Regan always spoke about sex with an incredible, incomprehensible ease. For Aldo, sex had always been a little dirty, a little taboo, certainly not something to discuss. She brought it up easily, without batting an eye. For her, sex was part of her humanity. It was part of how she experienced the world.
“I don’t think you can ever really know a person without fucking them,” she said once, which was a moderately disturbing thing to hear. “I don’t need to know everyone,” she said, watching his face change and laughing a little to herself. “Not everyone is worth knowing in full, I’m just saying, you can’t know someone until you’ve had sex with them. I mean, look at all the kinks a person can have, the things they can be attracted to, whether they have to feel love or not feel it. Whether they enjoy it or not. It’s all so comprehensive to who a person is. Can you really understand someone without knowing what brings them pleasure? No, you really can’t, so we have to resign ourselves to knowing that we won’t know most of the people in our lives at all.” Then she added, conspiratorially, “But that doesn’t mean I can’t make guesses.”
She confessed to him that her relationships with men, which he’d already understood in an abstract way to be flawed, were like that because she was constantly thinking of herself as a sexual object.
“I think it was just like that, from so early on,” she told him. “For boys, sex is a part of life, a rite of passage. Boys look at porn when they’re twelve, thirteen! Boys get to have sex just as it is, just sex. Girls are taught fairy tales, they’re taught happily ever after, they’re taught sex as a consequence of marriage. Imagine seeing the world that way, as if sex isn’t a right but a rung on a ladder. We have to withhold it, can you imagine that? Because it’s so brainless and simple that if men get it too easily, they’ll just leave. Because really, how the fuck is my vagina different from any other woman’s? No, the thing that makes me different is somewhere else, literally anywhere else, but I can’t enjoy sex without some archaic sociological risk. And if you think about that it’s even worse, because look at the vagina, Aldo. It can have infinite orgasms. It doesn’t require any recovery time. It can come and come and come and what, maybe it gets dry? Lube it up again, easy. If any sexual organ is omnipotent it’s the fucking cunt but no, penises are the ones who get to decide whether a woman has value. Who let that happen? Really, Aldo, who? Maybe this is why men rule the world, because they were clever enough to convince women that virginity is precious, that sex itself should be secret, that being penetrated was sacrosanct. It’s idiotic, it’s even dumber than it is cruel and that’s the worst part. The idea that I should want sex less than you, why does that exist?”

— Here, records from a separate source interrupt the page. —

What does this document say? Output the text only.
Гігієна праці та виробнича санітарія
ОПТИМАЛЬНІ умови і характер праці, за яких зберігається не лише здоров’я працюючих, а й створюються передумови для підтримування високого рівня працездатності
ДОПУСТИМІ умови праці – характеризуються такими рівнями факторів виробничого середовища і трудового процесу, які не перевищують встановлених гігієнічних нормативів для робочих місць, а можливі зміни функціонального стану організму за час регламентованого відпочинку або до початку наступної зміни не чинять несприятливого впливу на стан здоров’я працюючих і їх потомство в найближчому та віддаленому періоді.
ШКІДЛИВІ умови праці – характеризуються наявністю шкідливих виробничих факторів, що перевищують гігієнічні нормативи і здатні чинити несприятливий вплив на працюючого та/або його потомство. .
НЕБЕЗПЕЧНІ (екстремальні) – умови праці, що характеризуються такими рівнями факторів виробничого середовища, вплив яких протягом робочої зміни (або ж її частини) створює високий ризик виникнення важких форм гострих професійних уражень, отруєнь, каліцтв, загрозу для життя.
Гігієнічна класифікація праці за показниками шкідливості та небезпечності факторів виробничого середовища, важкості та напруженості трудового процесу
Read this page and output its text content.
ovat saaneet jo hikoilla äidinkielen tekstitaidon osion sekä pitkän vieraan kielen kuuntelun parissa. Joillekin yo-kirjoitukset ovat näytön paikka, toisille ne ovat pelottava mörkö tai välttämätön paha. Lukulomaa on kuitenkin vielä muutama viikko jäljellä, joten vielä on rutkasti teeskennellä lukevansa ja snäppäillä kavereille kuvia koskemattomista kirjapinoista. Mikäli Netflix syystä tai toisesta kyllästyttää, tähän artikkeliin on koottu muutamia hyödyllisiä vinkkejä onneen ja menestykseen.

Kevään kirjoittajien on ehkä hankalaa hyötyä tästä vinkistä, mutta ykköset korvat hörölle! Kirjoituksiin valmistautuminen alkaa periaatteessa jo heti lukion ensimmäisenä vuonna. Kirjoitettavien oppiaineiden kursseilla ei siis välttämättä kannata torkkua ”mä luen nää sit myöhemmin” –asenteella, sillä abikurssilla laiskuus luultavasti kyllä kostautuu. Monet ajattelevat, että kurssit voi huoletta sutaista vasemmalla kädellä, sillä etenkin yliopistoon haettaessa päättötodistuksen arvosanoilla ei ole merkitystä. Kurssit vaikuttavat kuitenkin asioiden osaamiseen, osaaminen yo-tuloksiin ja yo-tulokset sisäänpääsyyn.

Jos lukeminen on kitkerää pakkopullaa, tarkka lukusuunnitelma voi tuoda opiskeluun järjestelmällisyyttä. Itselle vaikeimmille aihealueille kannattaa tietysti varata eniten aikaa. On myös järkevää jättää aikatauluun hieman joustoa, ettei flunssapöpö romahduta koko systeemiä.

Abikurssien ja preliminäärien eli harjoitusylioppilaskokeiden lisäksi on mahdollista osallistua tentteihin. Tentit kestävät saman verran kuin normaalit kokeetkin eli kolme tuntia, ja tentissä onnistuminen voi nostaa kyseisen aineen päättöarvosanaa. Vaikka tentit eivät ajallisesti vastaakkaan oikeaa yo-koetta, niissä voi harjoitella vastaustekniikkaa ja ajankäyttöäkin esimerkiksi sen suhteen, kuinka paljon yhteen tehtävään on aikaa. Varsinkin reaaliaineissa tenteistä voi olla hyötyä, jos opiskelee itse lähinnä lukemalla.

Not that her relationships with women were much better. In fact, Regan had told him right away that she didn’t have many friends, and gradually, Aldo discovered that she had been right, or at least honest. That, of course, was the interesting part. Regan didn’t have a lot of time or energy for the sort of love that required openness, and it made Aldo realize that the best thing he could have done to win Regan over was to immediately identify her primary truth: that she was most comfortable when she was at her falsest. Regan did not enjoy honesty. She hated it, was repulsed by it, and by her own truths especially. With other peoples’ truths she merely collected them like shiny things, tucking them away or else carrying them around, wondering where to put them.